笔趣阁 > 其他小说 > 衔镜 > 第60章 噬仙台
    长生剑一路疾行,强势地冲撞开山石。

    四周山石哗啦啦地滚落了一地,江挽还想抬脚跟上去,但忽地有巨石掉落,挡住了路。

    她脚步顿住,眼睁睁地看着长生剑飞远。

    阿宓默默提议:“宿主,你不是血滴上去了吗,应该结契了吧,你试试看能不能唤回来了。

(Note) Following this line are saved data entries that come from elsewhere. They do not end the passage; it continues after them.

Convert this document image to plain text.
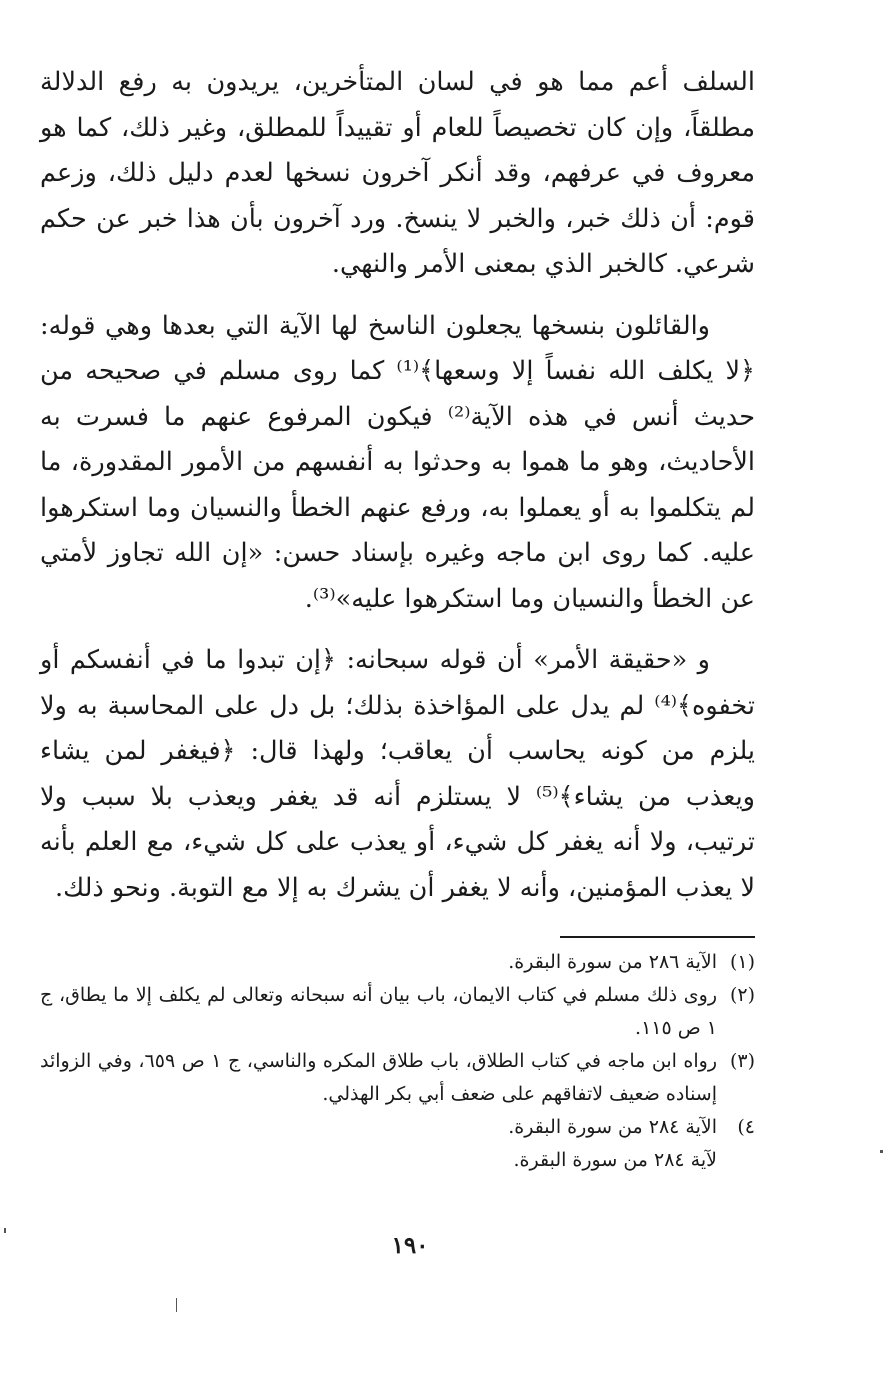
السلف أعم مما هو في لسان المتأخرين، يريدون به رفع الدلالة مطلقاً، وإن كان تخصيصاً للعام أو تقييداً للمطلق، وغير ذلك، كما هو معروف في عرفهم، وقد أنكر آخرون نسخها لعدم دليل ذلك، وزعم قوم: أن ذلك خبر، والخبر لا ينسخ. ورد آخرون بأن هذا خبر عن حكم شرعي. كالخبر الذي بمعنى الأمر والنهي.

والقائلون بنسخها يجعلون الناسخ لها الآية التي بعدها وهي قوله: ﴿لا يكلف الله نفساً إلا وسعها﴾⁽¹⁾ كما روى مسلم في صحيحه من حديث أنس في هذه الآية⁽²⁾ فيكون المرفوع عنهم ما فسرت به الأحاديث، وهو ما هموا به وحدثوا به أنفسهم من الأمور المقدورة، ما لم يتكلموا به أو يعملوا به، ورفع عنهم الخطأ والنسيان وما استكرهوا عليه. كما روى ابن ماجه وغيره بإسناد حسن: «إن الله تجاوز لأمتي عن الخطأ والنسيان وما استكرهوا عليه»⁽³⁾.

و «حقيقة الأمر» أن قوله سبحانه: ﴿إن تبدوا ما في أنفسكم أو تخفوه﴾⁽⁴⁾ لم يدل على المؤاخذة بذلك؛ بل دل على المحاسبة به ولا يلزم من كونه يحاسب أن يعاقب؛ ولهذا قال: ﴿فيغفر لمن يشاء ويعذب من يشاء﴾⁽⁵⁾ لا يستلزم أنه قد يغفر ويعذب بلا سبب ولا ترتيب، ولا أنه يغفر كل شيء، أو يعذب على كل شيء، مع العلم بأنه لا يعذب المؤمنين، وأنه لا يغفر أن يشرك به إلا مع التوبة. ونحو ذلك.

(١)
الآية ٢٨٦ من سورة البقرة.
(٢)
روى ذلك مسلم في كتاب الايمان، باب بيان أنه سبحانه وتعالى لم يكلف إلا ما يطاق، ج ١ ص ١١٥.
(٣)
رواه ابن ماجه في كتاب الطلاق، باب طلاق المكره والناسي، ج ١ ص ٦٥٩، وفي الزوائد إسناده ضعيف لاتفاقهم على ضعف أبي بكر الهذلي.
٤)
الآية ٢٨٤ من سورة البقرة.
لآية ٢٨٤ من سورة البقرة.
١٩٠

”

    江挽思考了片刻,捕捉到了一个关键的字眼。

    结契?

    她?

    和长生剑结契?

    江挽内心忽然一颤。

    她不可思议地张大了嘴巴。

    自己不不不不……不会是灵息族的……神女吧?

    长生剑怎么会和她结契?

    现在,江挽基本上可以确定自己就是灵息族人了。

    但……就她这个菜鸡。

    真的能和长生剑结契吗?

    她有些风中凌乱。

    须臾间,长生剑又飞了回来。

    江挽盯着它。

    下一瞬,长生剑忽然飞到她脚底,直接强势地给人托了起来。

    江挽心跳慌乱了一瞬。

    “不是这是要干啥?”

    阿宓猜测:“我感觉它想带你去某个地方。”

    ?

    一柄剑能带她去什么地方??

    长生剑径直冲上了云霄,剑气划破长空,裹着迅疾的猎风在云层之中穿梭。

    江挽从未体验过这么快的御剑速度。

    长生剑既然能自己带她御剑,那这是不是说明她可以不用学御剑,也可以御剑了?

    意识到这一点的江挽,不禁感叹一句不愧是神剑。

    神剑果然是神啊。

    只是长生剑到底要带她去什么地方呢?

    江挽很快就适应了长生剑的速度,低头看脚下。

    云雾之中,一些建筑若隐若现。

    等一下……

    这怎么越跑越偏呢?

    江挽察觉到几分不对,尝试用神识和剑灵沟通。

    她也不知道长生剑有没有开剑灵,总之她叭啦叭啦地说了一大堆话,愣是一个回应都没有得到。

    算了,还是走一步看一步吧。

    长生剑不知冲破了什么,震荡开一道道强悍的灵气。

    耳畔隐隐有什么东西碎裂的声音响起。

    很快就降落了。

    江挽缓缓落地,长生剑悬浮在半空。

    她看了眼四周,心头忽然狠狠一颤。

    此处天色暗沉无光,头顶阴云密布,风声凛冽如割。

    空气中弥漫着浓重的血腥味,随着寒意灌入鼻腔,近乎令人作呕。

    苍穹之上堆叠着的厚重阴云中,隐约有雷光闪烁。

    雷声轰隆作响,却并不炸耳。

    前方,拔地而起一座高大的巨山,山体通体漆黑猩红,无数密密麻麻的血迹落在山壁上,早已干涸。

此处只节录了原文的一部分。